The objective is to determine the value of \( x \) satisfying the equation:
\(\tan^{-1}\left(\frac{1}{1+1\cdot2}\right) + \tan^{-1}\left(\frac{1}{1+2\cdot3}\right) + \ldots + \tan^{-1}\left(\frac{1}{1+n(n+1)}\right) = \tan^{-1}(x)\)
Observe that each term in the series can be expressed in the form:
\(\tan^{-1}\left(\frac{1}{1+k(k+1)}\right) = \tan^{-1}\left(\frac{1}{k^2+k+1}\right)\)
Utilize the arctangent addition formula:
\(\tan^{-1}(a) + \tan^{-1}(b) = \tan^{-1}\left(\frac{a+b}{1-ab}\right)\) for \( ab < 1 \).

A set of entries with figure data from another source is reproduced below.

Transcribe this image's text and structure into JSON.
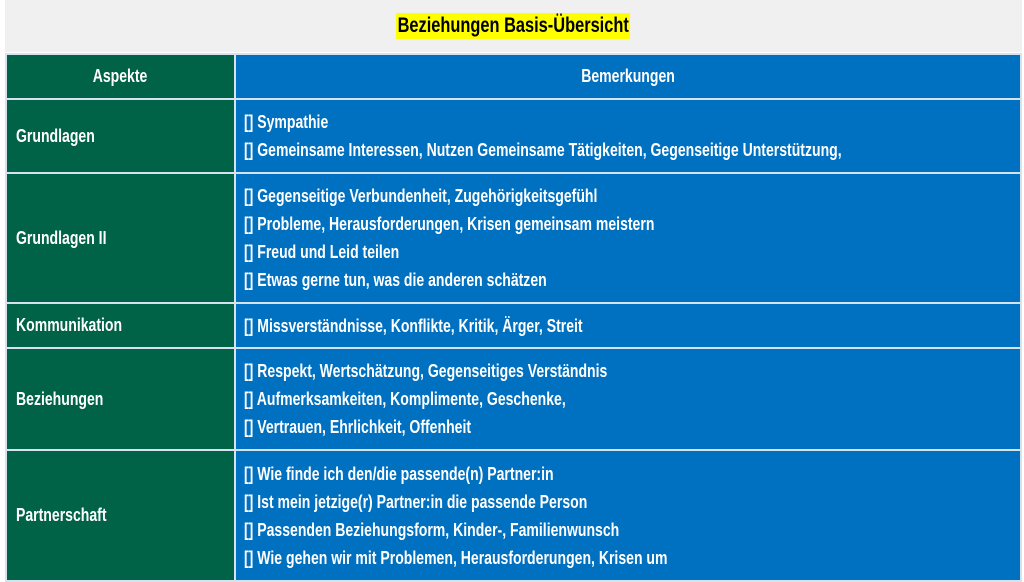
{
  "title": "Beziehungen Basis-Übersicht",
  "colors": {
    "aspect_bg": "#006347",
    "remark_bg": "#0070c0",
    "title_highlight": "#ffff00"
  },
  "headers": {
    "aspects": "Aspekte",
    "remarks": "Bemerkungen"
  },
  "rows": [
    {
      "aspect": "Grundlagen",
      "remarks": [
        "[] Sympathie",
        "[] Gemeinsame Interessen, Nutzen Gemeinsame Tätigkeiten, Gegenseitige Unterstützung,"
      ]
    },
    {
      "aspect": "Grundlagen II",
      "remarks": [
        "[] Gegenseitige Verbundenheit, Zugehörigkeitsgefühl",
        "[] Probleme, Herausforderungen, Krisen gemeinsam meistern",
        "[] Freud und Leid teilen",
        "[] Etwas gerne tun, was die anderen schätzen"
      ]
    },
    {
      "aspect": "Kommunikation",
      "remarks": [
        "[] Missverständnisse, Konflikte, Kritik, Ärger, Streit"
      ]
    },
    {
      "aspect": "Beziehungen",
      "remarks": [
        "[] Respekt, Wertschätzung, Gegenseitiges Verständnis",
        "[] Aufmerksamkeiten, Komplimente, Geschenke,",
        "[] Vertrauen, Ehrlichkeit, Offenheit"
      ]
    },
    {
      "aspect": "Partnerschaft",
      "remarks": [
        "[] Wie finde ich den/die passende(n) Partner:in",
        "[] Ist mein jetzige(r) Partner:in die passende Person",
        "[] Passenden Beziehungsform, Kinder-, Familienwunsch",
        "[] Wie gehen wir mit Problemen, Herausforderungen, Krisen um"
      ]
    }
  ]
}
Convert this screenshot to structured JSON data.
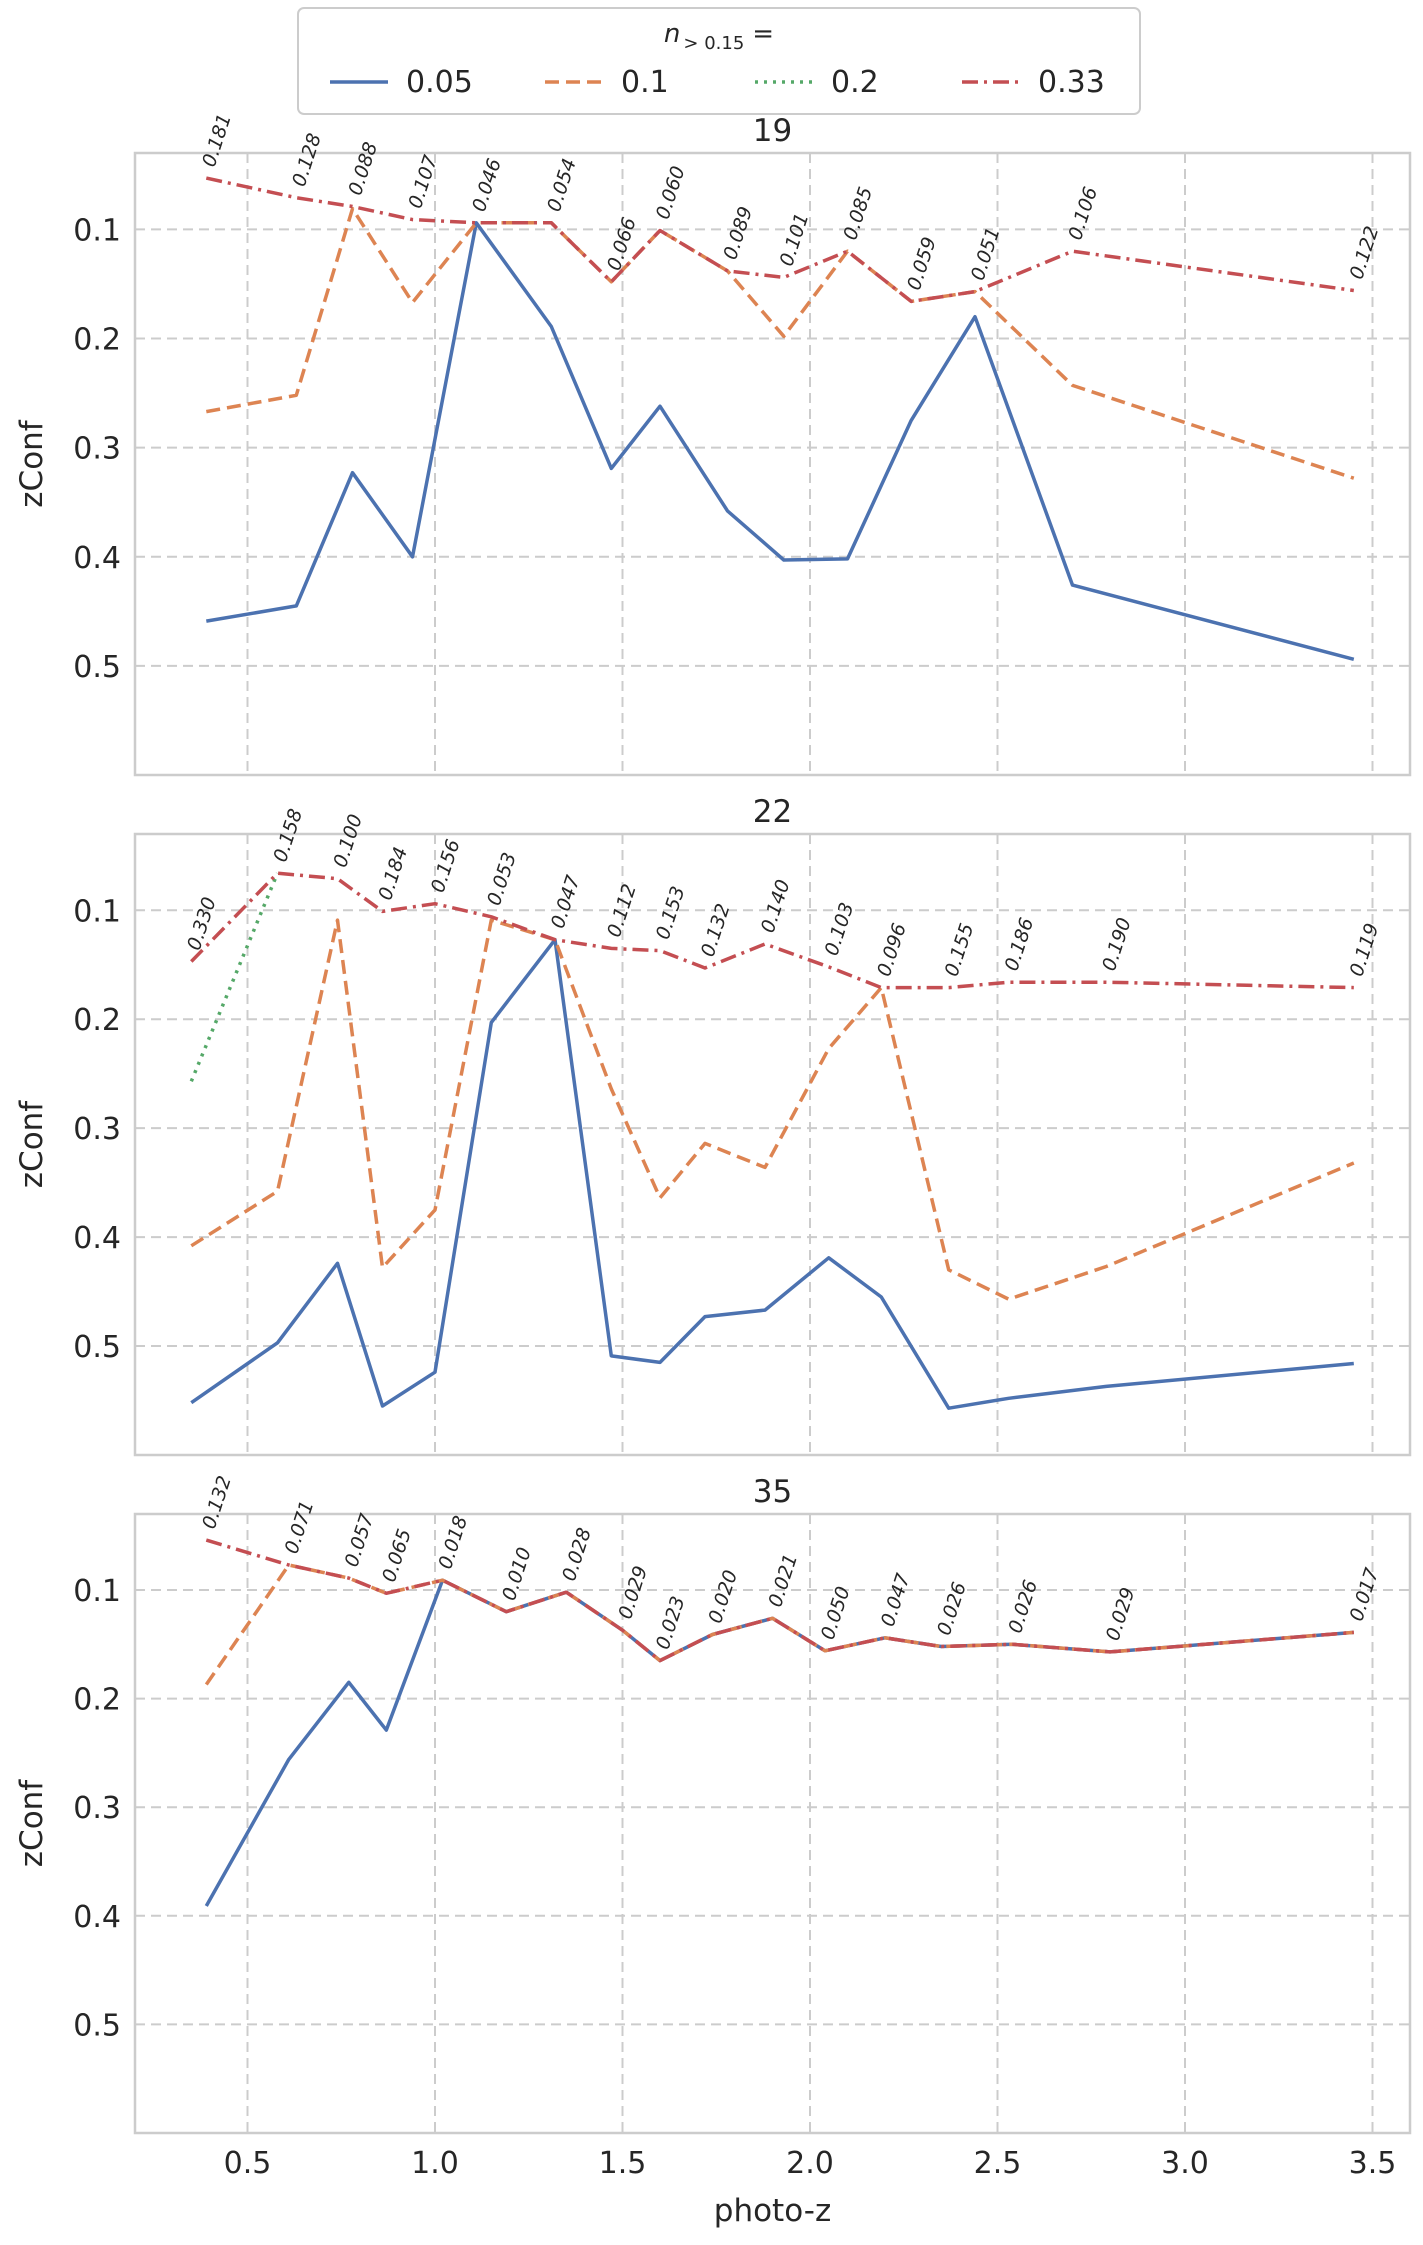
{
  "legend": {
    "title_n": "n",
    "title_sub": "> 0.15",
    "title_eq": "=",
    "location": "top-center",
    "entries": [
      {
        "label": "0.05",
        "color": "#4c72b0",
        "style": "solid"
      },
      {
        "label": "0.1",
        "color": "#dd8452",
        "style": "dashed"
      },
      {
        "label": "0.2",
        "color": "#55a868",
        "style": "dotted"
      },
      {
        "label": "0.33",
        "color": "#c44e52",
        "style": "dashdot"
      }
    ]
  },
  "chart_data": [
    {
      "type": "line",
      "title": "19",
      "xlabel": "",
      "ylabel": "zConf",
      "xlim": [
        0.2,
        3.6
      ],
      "ylim": [
        0.6,
        0.03
      ],
      "y_inverted": true,
      "grid": true,
      "xticks": [],
      "yticks": [
        "0.1",
        "0.2",
        "0.3",
        "0.4",
        "0.5"
      ],
      "series": [
        {
          "name": "0.05",
          "x": [
            0.39,
            0.63,
            0.78,
            0.94,
            1.11,
            1.31,
            1.47,
            1.6,
            1.78,
            1.93,
            2.1,
            2.27,
            2.44,
            2.7,
            3.45
          ],
          "y": [
            0.459,
            0.445,
            0.323,
            0.4,
            0.094,
            0.189,
            0.319,
            0.262,
            0.358,
            0.403,
            0.402,
            0.275,
            0.18,
            0.426,
            0.494
          ]
        },
        {
          "name": "0.1",
          "x": [
            0.39,
            0.63,
            0.78,
            0.94,
            1.11,
            1.31,
            1.47,
            1.6,
            1.78,
            1.93,
            2.1,
            2.27,
            2.44,
            2.7,
            3.45
          ],
          "y": [
            0.267,
            0.252,
            0.081,
            0.167,
            0.094,
            0.094,
            0.148,
            0.101,
            0.138,
            0.198,
            0.12,
            0.166,
            0.157,
            0.243,
            0.328
          ]
        },
        {
          "name": "0.33",
          "x": [
            0.39,
            0.63,
            0.78,
            0.94,
            1.11,
            1.31,
            1.47,
            1.6,
            1.78,
            1.93,
            2.1,
            2.27,
            2.44,
            2.7,
            3.45
          ],
          "y": [
            0.053,
            0.071,
            0.079,
            0.091,
            0.094,
            0.094,
            0.148,
            0.101,
            0.138,
            0.144,
            0.12,
            0.166,
            0.157,
            0.12,
            0.156
          ]
        }
      ],
      "annotations": [
        "0.181",
        "0.128",
        "0.088",
        "0.107",
        "0.046",
        "0.054",
        "0.066",
        "0.060",
        "0.089",
        "0.101",
        "0.085",
        "0.059",
        "0.051",
        "0.106",
        "0.122"
      ]
    },
    {
      "type": "line",
      "title": "22",
      "xlabel": "",
      "ylabel": "zConf",
      "xlim": [
        0.2,
        3.6
      ],
      "ylim": [
        0.6,
        0.03
      ],
      "y_inverted": true,
      "grid": true,
      "xticks": [],
      "yticks": [
        "0.1",
        "0.2",
        "0.3",
        "0.4",
        "0.5"
      ],
      "series": [
        {
          "name": "0.05",
          "x": [
            0.35,
            0.58,
            0.74,
            0.86,
            1.0,
            1.15,
            1.32,
            1.47,
            1.6,
            1.72,
            1.88,
            2.05,
            2.19,
            2.37,
            2.53,
            2.79,
            3.45
          ],
          "y": [
            0.552,
            0.497,
            0.424,
            0.555,
            0.524,
            0.203,
            0.127,
            0.509,
            0.515,
            0.473,
            0.467,
            0.419,
            0.455,
            0.557,
            0.548,
            0.537,
            0.516
          ]
        },
        {
          "name": "0.1",
          "x": [
            0.35,
            0.58,
            0.74,
            0.86,
            1.0,
            1.15,
            1.32,
            1.47,
            1.6,
            1.72,
            1.88,
            2.05,
            2.19,
            2.37,
            2.53,
            2.79,
            3.45
          ],
          "y": [
            0.408,
            0.358,
            0.109,
            0.428,
            0.375,
            0.109,
            0.127,
            0.264,
            0.364,
            0.314,
            0.336,
            0.227,
            0.171,
            0.43,
            0.457,
            0.427,
            0.332
          ]
        },
        {
          "name": "0.2",
          "x": [
            0.35,
            0.58
          ],
          "y": [
            0.257,
            0.066
          ]
        },
        {
          "name": "0.33",
          "x": [
            0.35,
            0.58,
            0.74,
            0.86,
            1.0,
            1.15,
            1.32,
            1.47,
            1.6,
            1.72,
            1.88,
            2.05,
            2.19,
            2.37,
            2.53,
            2.79,
            3.45
          ],
          "y": [
            0.147,
            0.066,
            0.071,
            0.101,
            0.094,
            0.106,
            0.127,
            0.135,
            0.137,
            0.153,
            0.131,
            0.152,
            0.171,
            0.171,
            0.166,
            0.166,
            0.171
          ]
        }
      ],
      "annotations": [
        "0.330",
        "0.158",
        "0.100",
        "0.184",
        "0.156",
        "0.053",
        "0.047",
        "0.112",
        "0.153",
        "0.132",
        "0.140",
        "0.103",
        "0.096",
        "0.155",
        "0.186",
        "0.190",
        "0.119"
      ]
    },
    {
      "type": "line",
      "title": "35",
      "xlabel": "photo-z",
      "ylabel": "zConf",
      "xlim": [
        0.2,
        3.6
      ],
      "ylim": [
        0.6,
        0.03
      ],
      "y_inverted": true,
      "grid": true,
      "xticks": [
        "0.5",
        "1.0",
        "1.5",
        "2.0",
        "2.5",
        "3.0",
        "3.5"
      ],
      "yticks": [
        "0.1",
        "0.2",
        "0.3",
        "0.4",
        "0.5"
      ],
      "series": [
        {
          "name": "0.05",
          "x": [
            0.39,
            0.61,
            0.77,
            0.87,
            1.02,
            1.19,
            1.35,
            1.5,
            1.6,
            1.74,
            1.9,
            2.04,
            2.2,
            2.35,
            2.54,
            2.8,
            3.45
          ],
          "y": [
            0.391,
            0.256,
            0.185,
            0.229,
            0.091,
            0.12,
            0.102,
            0.137,
            0.165,
            0.141,
            0.126,
            0.156,
            0.144,
            0.152,
            0.15,
            0.157,
            0.139
          ]
        },
        {
          "name": "0.1",
          "x": [
            0.39,
            0.61,
            0.77,
            0.87,
            1.02,
            1.19,
            1.35,
            1.5,
            1.6,
            1.74,
            1.9,
            2.04,
            2.2,
            2.35,
            2.54,
            2.8,
            3.45
          ],
          "y": [
            0.187,
            0.077,
            0.089,
            0.103,
            0.091,
            0.12,
            0.102,
            0.137,
            0.165,
            0.141,
            0.126,
            0.156,
            0.144,
            0.152,
            0.15,
            0.157,
            0.139
          ]
        },
        {
          "name": "0.33",
          "x": [
            0.39,
            0.61,
            0.77,
            0.87,
            1.02,
            1.19,
            1.35,
            1.5,
            1.6,
            1.74,
            1.9,
            2.04,
            2.2,
            2.35,
            2.54,
            2.8,
            3.45
          ],
          "y": [
            0.054,
            0.077,
            0.089,
            0.103,
            0.091,
            0.12,
            0.102,
            0.137,
            0.165,
            0.141,
            0.126,
            0.156,
            0.144,
            0.152,
            0.15,
            0.157,
            0.139
          ]
        }
      ],
      "annotations": [
        "0.132",
        "0.071",
        "0.057",
        "0.065",
        "0.018",
        "0.010",
        "0.028",
        "0.029",
        "0.023",
        "0.020",
        "0.021",
        "0.050",
        "0.047",
        "0.026",
        "0.026",
        "0.029",
        "0.017"
      ]
    }
  ]
}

Rewrite each term using the identity relating tangent differences:
\(\tan(\theta) = \frac{\tan A+\tan B}{1-\tan A \tan B}\)
Reformulate the problem using the additive property of arctangent:
\(\tan^{-1}((k + 1) - k) = \tan^{-1}(\text{term})\)
This leads to a telescoping series of the form:
\(\tan^{-1}(1) - \tan^{-1}\left(\frac{1}{n+1}\right)\)
After cancellation of intermediate terms, the sum simplifies to:
\(\tan^{-1}\left(\frac{n}{n+2}\right)\) by rewriting the general term as:
\(\frac{1}{1+k(k+1)} = \frac{(k+1)-k}{1 + k(k+1)}\)
The final simplified form of the series is:
\(\tan^{-1}(x) = \tan^{-1}\left(\frac{n}{n+2}\right)\)
Therefore, \( x = \frac{n}{n+2} \), consistent with the problem statement.